Hi Lennart,

I suppose someone should mention small flash-disk-only computers.

There traditionally we fling syslog messages to the serial console or a LRU 
buffer in RAM (often the dmesg buffer). The point is to avoid I/O on the flash 
memory. Syslog daemons tend to do a lot of fsync-ed I/O, which just chews up 
flash write cycles. With some configuration the syslog daemons can be made to 
not to fsync, and with additional configuration to write to the serial port or 
to the dmesg ring buffer.

These small computers aren't specialised embedded systems anymore -- if you buy 
a cheap ARM-based laptop then you are buying a such a system. Their increasing 
popularity is very much the reason ARM is becoming a top-teir architecture in 
Fedora. These systems are *cheap*, so they don't have the write cycles of an 
expensive SSD.

I'm not across journald at all. But the questions in my mind are:

- Is is possible to run journald without writing to disk; that is: to serial as 
text, or as binary to a ring buffer which can then by used by journalctl?

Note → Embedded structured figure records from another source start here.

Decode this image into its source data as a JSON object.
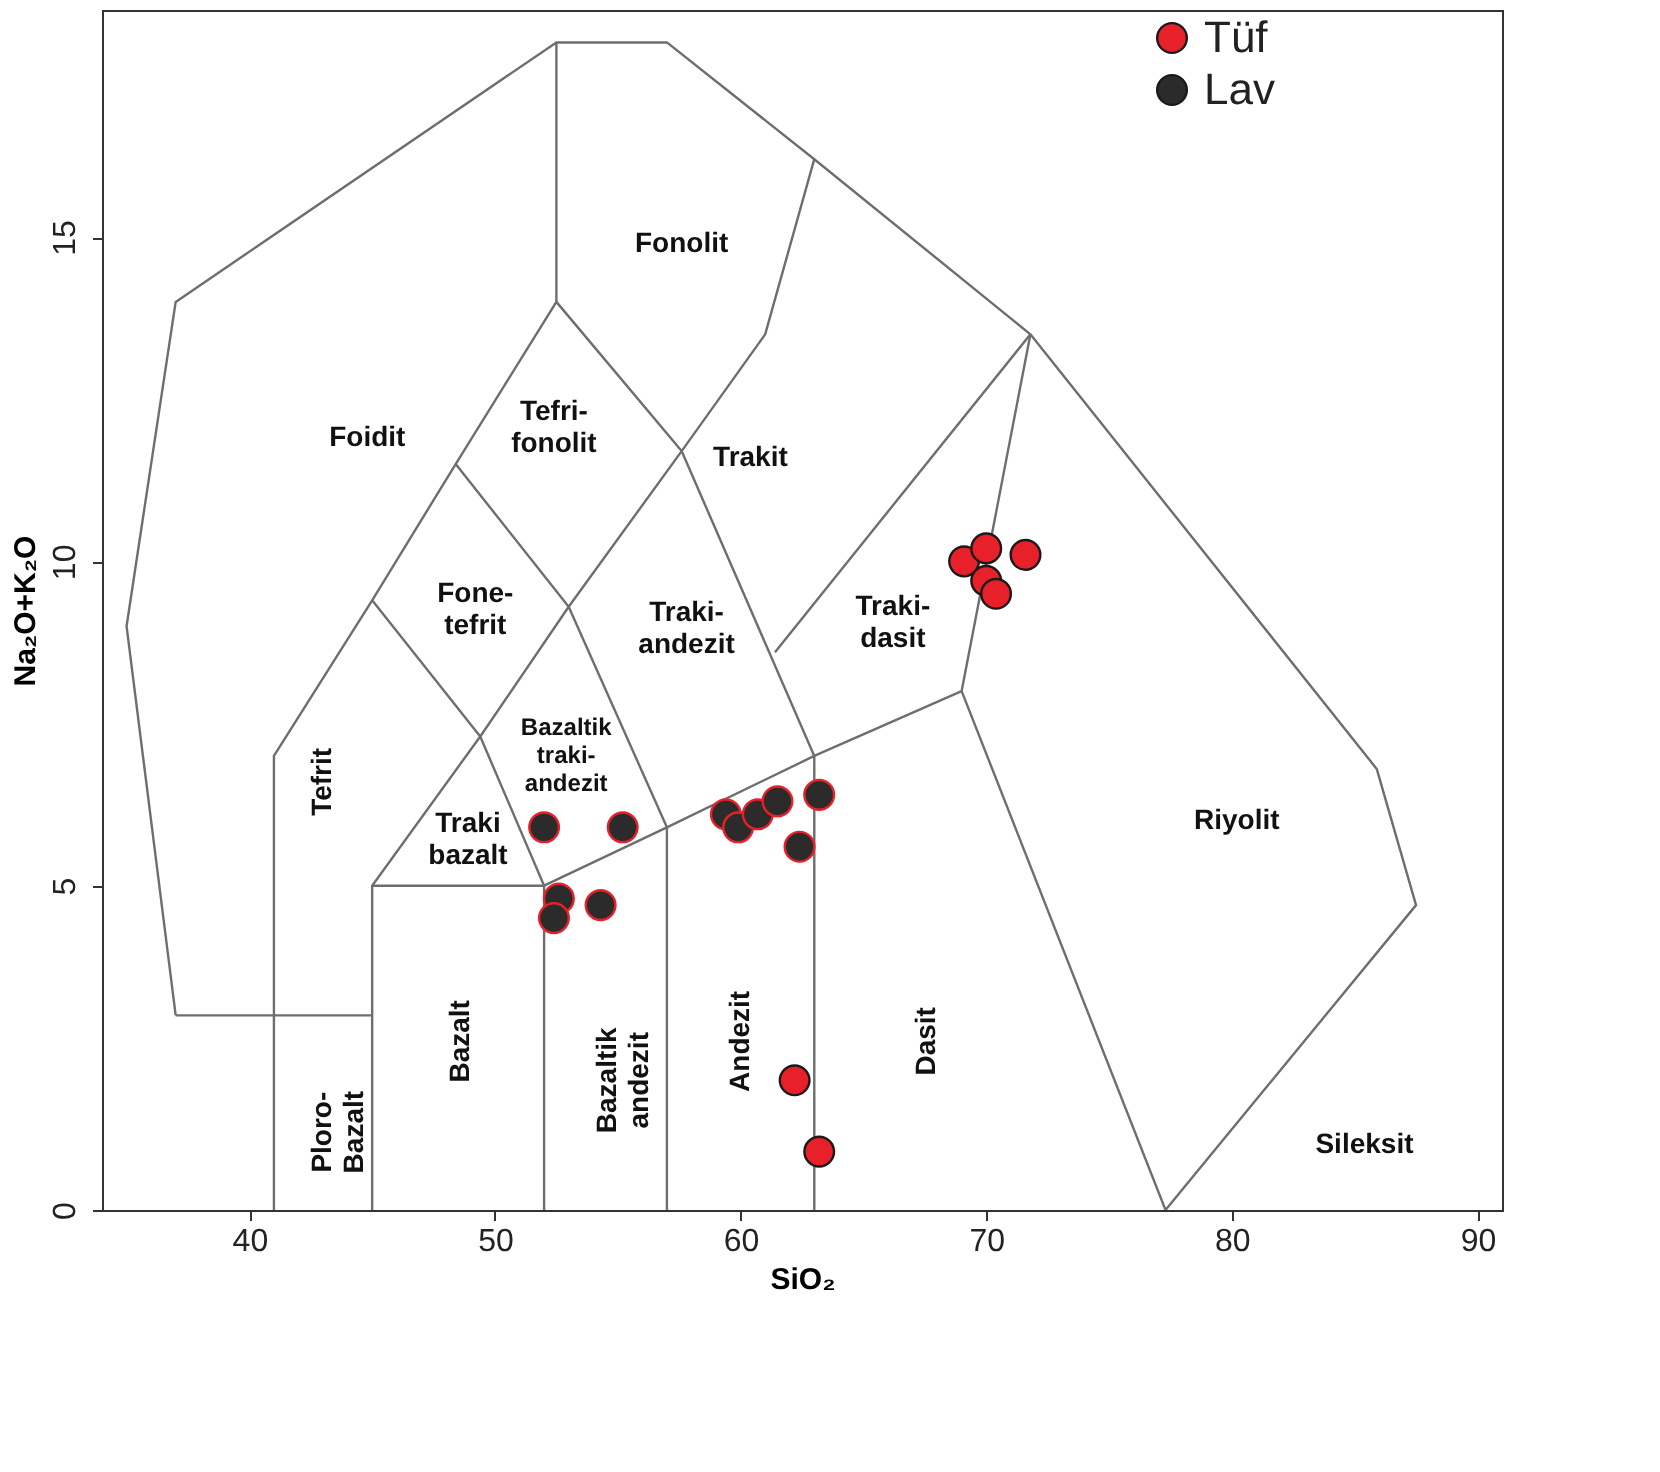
{
  "chart_data": {
    "type": "scatter",
    "xlabel": "SiO₂",
    "ylabel": "Na₂O+K₂O",
    "xlim": [
      34,
      91
    ],
    "ylim": [
      0,
      18.5
    ],
    "xticks": [
      40,
      50,
      60,
      70,
      80,
      90
    ],
    "yticks": [
      0,
      5,
      10,
      15
    ],
    "grid": false,
    "legend": "top right",
    "series": [
      {
        "type": "line",
        "marker": "none",
        "color": "#6e6e6e",
        "x": [
          37,
          35,
          37,
          52.5,
          57,
          63,
          71.8,
          85.9,
          87.5,
          77.3
        ],
        "values": [
          3,
          9,
          14,
          18,
          18,
          16.2,
          13.5,
          6.8,
          4.7,
          0
        ]
      },
      {
        "type": "line",
        "marker": "none",
        "color": "#6e6e6e",
        "x": [
          41,
          41,
          45,
          48.4,
          52.5,
          52.5
        ],
        "values": [
          0,
          7,
          9.4,
          11.5,
          14,
          18
        ]
      },
      {
        "type": "line",
        "marker": "none",
        "color": "#6e6e6e",
        "x": [
          37,
          45
        ],
        "values": [
          3,
          3
        ]
      },
      {
        "type": "line",
        "marker": "none",
        "color": "#6e6e6e",
        "x": [
          45,
          45,
          49.4,
          53,
          57.6,
          61,
          63
        ],
        "values": [
          0,
          5,
          7.3,
          9.3,
          11.7,
          13.5,
          16.2
        ]
      },
      {
        "type": "line",
        "marker": "none",
        "color": "#6e6e6e",
        "x": [
          52,
          52,
          57,
          63,
          69,
          71.8
        ],
        "values": [
          0,
          5,
          5.9,
          7,
          8,
          13.5
        ]
      },
      {
        "type": "line",
        "marker": "none",
        "color": "#6e6e6e",
        "x": [
          45,
          49.4,
          52,
          45
        ],
        "values": [
          9.4,
          7.3,
          5,
          5
        ]
      },
      {
        "type": "line",
        "marker": "none",
        "color": "#6e6e6e",
        "x": [
          57,
          57,
          53,
          48.4
        ],
        "values": [
          0,
          5.9,
          9.3,
          11.5
        ]
      },
      {
        "type": "line",
        "marker": "none",
        "color": "#6e6e6e",
        "x": [
          63,
          63,
          57.6,
          52.5
        ],
        "values": [
          0,
          7,
          11.7,
          14
        ]
      },
      {
        "type": "line",
        "marker": "none",
        "color": "#6e6e6e",
        "x": [
          69,
          77.3
        ],
        "values": [
          8,
          0
        ]
      },
      {
        "type": "line",
        "marker": "none",
        "color": "#6e6e6e",
        "x": [
          61.4,
          71.8
        ],
        "values": [
          8.6,
          13.5
        ]
      },
      {
        "name": "Tüf",
        "marker": "circle",
        "color": "#e8202a",
        "x": [
          69.1,
          70.0,
          70.0,
          70.4,
          71.6,
          62.2,
          63.2
        ],
        "values": [
          10.0,
          10.2,
          9.7,
          9.5,
          10.1,
          2.0,
          0.9
        ]
      },
      {
        "name": "Lav",
        "marker": "circle",
        "color": "#2b2b2b",
        "x": [
          52.0,
          55.2,
          52.6,
          52.4,
          54.3,
          59.4,
          59.9,
          60.7,
          61.5,
          62.4,
          63.2
        ],
        "values": [
          5.9,
          5.9,
          4.8,
          4.5,
          4.7,
          6.1,
          5.9,
          6.1,
          6.3,
          5.6,
          6.4
        ]
      }
    ],
    "annotations": [
      "Foidit",
      "Fonolit",
      "Tefri-\nfonolit",
      "Trakit",
      "Fone-\ntefrit",
      "Traki-\nandezit",
      "Traki-\ndasit",
      "Bazaltik\ntraki-\nandezit",
      "Tefrit",
      "Traki\nbazalt",
      "Riyolit",
      "Bazalt",
      "Ploro-\nBazalt",
      "Bazaltik\nandezit",
      "Andezit",
      "Dasit",
      "Sileksit"
    ]
  }
}
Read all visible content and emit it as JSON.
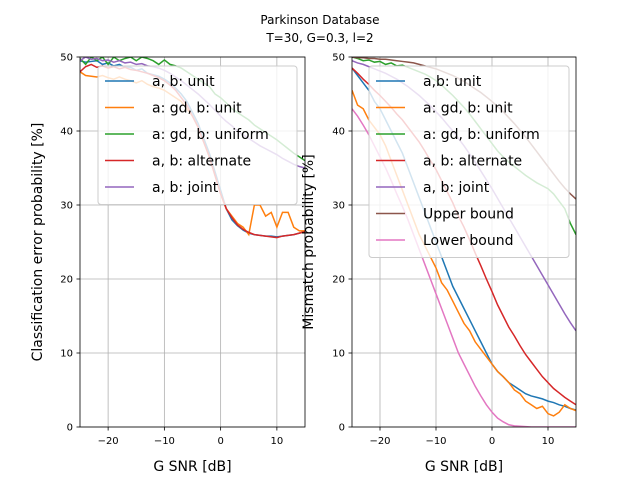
{
  "figure": {
    "title_line1": "Parkinson Database",
    "title_line2": "T=30, G=0.3, l=2"
  },
  "chart_data": [
    {
      "type": "line",
      "xlabel": "G SNR [dB]",
      "ylabel": "Classification error probability [%]",
      "xlim": [
        -25,
        15
      ],
      "ylim": [
        0,
        50
      ],
      "xticks": [
        -20,
        -10,
        0,
        10
      ],
      "yticks": [
        0,
        10,
        20,
        30,
        40,
        50
      ],
      "xtick_labels": [
        "−20",
        "−10",
        "0",
        "10"
      ],
      "ytick_labels": [
        "0",
        "10",
        "20",
        "30",
        "40",
        "50"
      ],
      "grid": true,
      "legend_position": "upper right",
      "x": [
        -25,
        -24,
        -23,
        -22,
        -21,
        -20,
        -19,
        -18,
        -17,
        -16,
        -15,
        -14,
        -13,
        -12,
        -11,
        -10,
        -9,
        -8,
        -7,
        -6,
        -5,
        -4,
        -3,
        -2,
        -1,
        0,
        1,
        2,
        3,
        4,
        5,
        6,
        7,
        8,
        9,
        10,
        11,
        12,
        13,
        14,
        15
      ],
      "series": [
        {
          "name": "a, b: unit",
          "color": "#1f77b4",
          "values": [
            49.5,
            49.3,
            49.4,
            49.5,
            49.0,
            49.2,
            48.8,
            49.0,
            48.6,
            48.6,
            48.2,
            48.4,
            47.8,
            47.6,
            47.4,
            47.0,
            46.5,
            45.8,
            45.0,
            44.0,
            42.5,
            41.0,
            39.0,
            37.0,
            34.5,
            32.0,
            29.5,
            28.0,
            27.2,
            26.6,
            26.2,
            26.0,
            25.9,
            25.8,
            25.8,
            25.7,
            25.8,
            25.9,
            26.0,
            26.2,
            26.4
          ]
        },
        {
          "name": "a: gd, b: unit",
          "color": "#ff7f0e",
          "values": [
            48.0,
            47.5,
            47.4,
            47.3,
            47.5,
            47.2,
            47.0,
            47.3,
            47.0,
            46.8,
            46.5,
            46.8,
            46.3,
            46.0,
            45.8,
            45.5,
            45.0,
            44.5,
            44.0,
            43.0,
            42.0,
            40.5,
            38.5,
            36.5,
            34.0,
            31.5,
            29.5,
            28.5,
            27.5,
            27.0,
            26.0,
            30.0,
            30.0,
            28.5,
            29.0,
            27.0,
            29.0,
            29.0,
            27.0,
            26.5,
            26.5
          ]
        },
        {
          "name": "a: gd, b: uniform",
          "color": "#2ca02c",
          "values": [
            49.8,
            49.0,
            50.0,
            49.5,
            50.0,
            49.0,
            50.0,
            49.5,
            49.8,
            50.0,
            49.5,
            50.0,
            49.8,
            49.5,
            49.0,
            49.6,
            49.0,
            48.8,
            48.5,
            48.0,
            47.5,
            47.0,
            46.5,
            46.0,
            45.0,
            44.5,
            43.8,
            43.0,
            42.5,
            42.0,
            41.5,
            40.8,
            40.3,
            39.8,
            39.3,
            38.8,
            38.2,
            37.6,
            37.0,
            36.5,
            36.0
          ]
        },
        {
          "name": "a, b: alternate",
          "color": "#d62728",
          "values": [
            48.0,
            48.7,
            49.0,
            48.6,
            48.8,
            48.5,
            48.7,
            48.4,
            48.6,
            48.3,
            48.2,
            48.0,
            47.8,
            47.5,
            47.2,
            46.8,
            46.2,
            45.5,
            44.5,
            43.5,
            42.0,
            40.5,
            38.5,
            36.5,
            34.0,
            31.5,
            29.5,
            28.3,
            27.3,
            26.7,
            26.3,
            26.0,
            25.9,
            25.8,
            25.7,
            25.6,
            25.8,
            25.9,
            26.0,
            26.2,
            26.4
          ]
        },
        {
          "name": "a, b: joint",
          "color": "#9467bd",
          "values": [
            49.5,
            50.0,
            49.7,
            49.8,
            49.5,
            49.6,
            49.3,
            49.5,
            49.2,
            49.3,
            49.0,
            49.1,
            48.8,
            48.7,
            48.5,
            48.2,
            47.8,
            47.3,
            46.8,
            46.2,
            45.6,
            45.0,
            44.3,
            43.6,
            42.8,
            42.0,
            41.3,
            40.7,
            40.0,
            39.5,
            39.0,
            38.5,
            38.0,
            37.6,
            37.2,
            36.8,
            36.3,
            35.9,
            35.5,
            35.2,
            35.0
          ]
        }
      ]
    },
    {
      "type": "line",
      "xlabel": "G SNR [dB]",
      "ylabel": "Mismatch probability [%]",
      "xlim": [
        -25,
        15
      ],
      "ylim": [
        0,
        50
      ],
      "xticks": [
        -20,
        -10,
        0,
        10
      ],
      "yticks": [
        0,
        10,
        20,
        30,
        40,
        50
      ],
      "xtick_labels": [
        "−20",
        "−10",
        "0",
        "10"
      ],
      "ytick_labels": [
        "0",
        "10",
        "20",
        "30",
        "40",
        "50"
      ],
      "grid": true,
      "legend_position": "upper right",
      "x": [
        -25,
        -24,
        -23,
        -22,
        -21,
        -20,
        -19,
        -18,
        -17,
        -16,
        -15,
        -14,
        -13,
        -12,
        -11,
        -10,
        -9,
        -8,
        -7,
        -6,
        -5,
        -4,
        -3,
        -2,
        -1,
        0,
        1,
        2,
        3,
        4,
        5,
        6,
        7,
        8,
        9,
        10,
        11,
        12,
        13,
        14,
        15
      ],
      "series": [
        {
          "name": "a,b: unit",
          "color": "#1f77b4",
          "values": [
            48.5,
            47.5,
            46.5,
            45.5,
            44.0,
            43.0,
            41.5,
            40.0,
            38.5,
            37.0,
            35.0,
            33.0,
            31.0,
            29.0,
            27.0,
            25.0,
            23.0,
            21.0,
            19.0,
            17.5,
            16.0,
            14.5,
            13.0,
            11.5,
            10.0,
            8.5,
            7.5,
            6.8,
            6.0,
            5.5,
            5.0,
            4.5,
            4.2,
            4.0,
            3.8,
            3.5,
            3.3,
            3.0,
            2.8,
            2.5,
            2.3
          ]
        },
        {
          "name": "a: gd, b: unit",
          "color": "#ff7f0e",
          "values": [
            45.5,
            43.5,
            43.0,
            41.5,
            40.5,
            39.5,
            38.0,
            36.0,
            34.0,
            32.0,
            30.0,
            28.0,
            26.0,
            24.5,
            23.0,
            21.5,
            19.5,
            18.5,
            17.0,
            15.5,
            14.0,
            13.0,
            11.5,
            10.5,
            9.5,
            8.5,
            7.5,
            6.8,
            6.0,
            5.0,
            4.5,
            3.5,
            3.0,
            2.5,
            2.8,
            1.8,
            1.5,
            2.0,
            3.0,
            2.5,
            2.2
          ]
        },
        {
          "name": "a: gd, b: uniform",
          "color": "#2ca02c",
          "values": [
            50.0,
            49.8,
            49.5,
            49.6,
            49.3,
            49.4,
            49.0,
            49.2,
            48.8,
            48.9,
            48.6,
            48.3,
            48.0,
            47.7,
            47.3,
            46.8,
            46.2,
            45.5,
            44.8,
            44.0,
            43.2,
            42.3,
            41.3,
            40.3,
            39.3,
            38.3,
            37.3,
            36.5,
            35.8,
            35.2,
            34.6,
            34.0,
            33.5,
            33.0,
            32.6,
            32.2,
            31.5,
            30.5,
            29.5,
            27.5,
            26.0
          ]
        },
        {
          "name": "a, b: alternate",
          "color": "#d62728",
          "values": [
            48.5,
            47.8,
            47.0,
            46.3,
            45.5,
            44.8,
            44.0,
            43.2,
            42.3,
            41.5,
            40.5,
            39.5,
            38.5,
            37.3,
            36.0,
            34.8,
            33.3,
            31.8,
            30.3,
            28.5,
            27.0,
            25.3,
            23.5,
            21.8,
            20.0,
            18.3,
            16.5,
            15.0,
            13.5,
            12.3,
            11.0,
            9.8,
            8.8,
            7.8,
            6.8,
            6.0,
            5.2,
            4.6,
            4.0,
            3.5,
            3.0
          ]
        },
        {
          "name": "a, b: joint",
          "color": "#9467bd",
          "values": [
            49.5,
            49.2,
            49.0,
            48.7,
            48.4,
            48.1,
            47.8,
            47.4,
            47.0,
            46.5,
            46.0,
            45.4,
            44.8,
            44.1,
            43.4,
            42.6,
            41.8,
            40.9,
            40.0,
            39.0,
            38.0,
            36.9,
            35.8,
            34.6,
            33.4,
            32.2,
            30.9,
            29.6,
            28.3,
            27.0,
            25.7,
            24.4,
            23.1,
            21.8,
            20.5,
            19.2,
            17.9,
            16.6,
            15.3,
            14.1,
            13.0
          ]
        },
        {
          "name": "Upper bound",
          "color": "#8c564b",
          "values": [
            50.0,
            49.9,
            49.9,
            49.8,
            49.8,
            49.7,
            49.7,
            49.6,
            49.5,
            49.4,
            49.3,
            49.2,
            49.0,
            48.8,
            48.6,
            48.4,
            48.1,
            47.8,
            47.5,
            47.1,
            46.7,
            46.2,
            45.7,
            45.2,
            44.6,
            44.0,
            43.3,
            42.6,
            41.8,
            41.0,
            40.1,
            39.2,
            38.2,
            37.2,
            36.2,
            35.2,
            34.2,
            33.2,
            32.3,
            31.5,
            30.8
          ]
        },
        {
          "name": "Lower bound",
          "color": "#e377c2",
          "values": [
            43.0,
            42.0,
            40.8,
            39.5,
            38.0,
            36.5,
            35.0,
            33.3,
            31.5,
            29.8,
            28.0,
            26.0,
            24.0,
            22.0,
            20.0,
            18.0,
            16.0,
            14.0,
            12.0,
            10.0,
            8.5,
            7.0,
            5.5,
            4.2,
            3.0,
            2.0,
            1.2,
            0.7,
            0.3,
            0.15,
            0.1,
            0.05,
            0.0,
            0.0,
            0.0,
            0.0,
            0.0,
            0.0,
            0.0,
            0.0,
            0.0
          ]
        }
      ]
    }
  ]
}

- When writing to disk does journald fsync, and if so can that be disabled by a 
non-guru laptop user?

- Is journalctl available from the dracut shell, so that we can get bug reports 
for early system failures? There is a lot more variation in small computers, 
and thus more early system failures.

Thank you for making the binary format portable between computers. Allowing a 
32b ARM journal file to be displayed on a x86_64 desktop is very useful.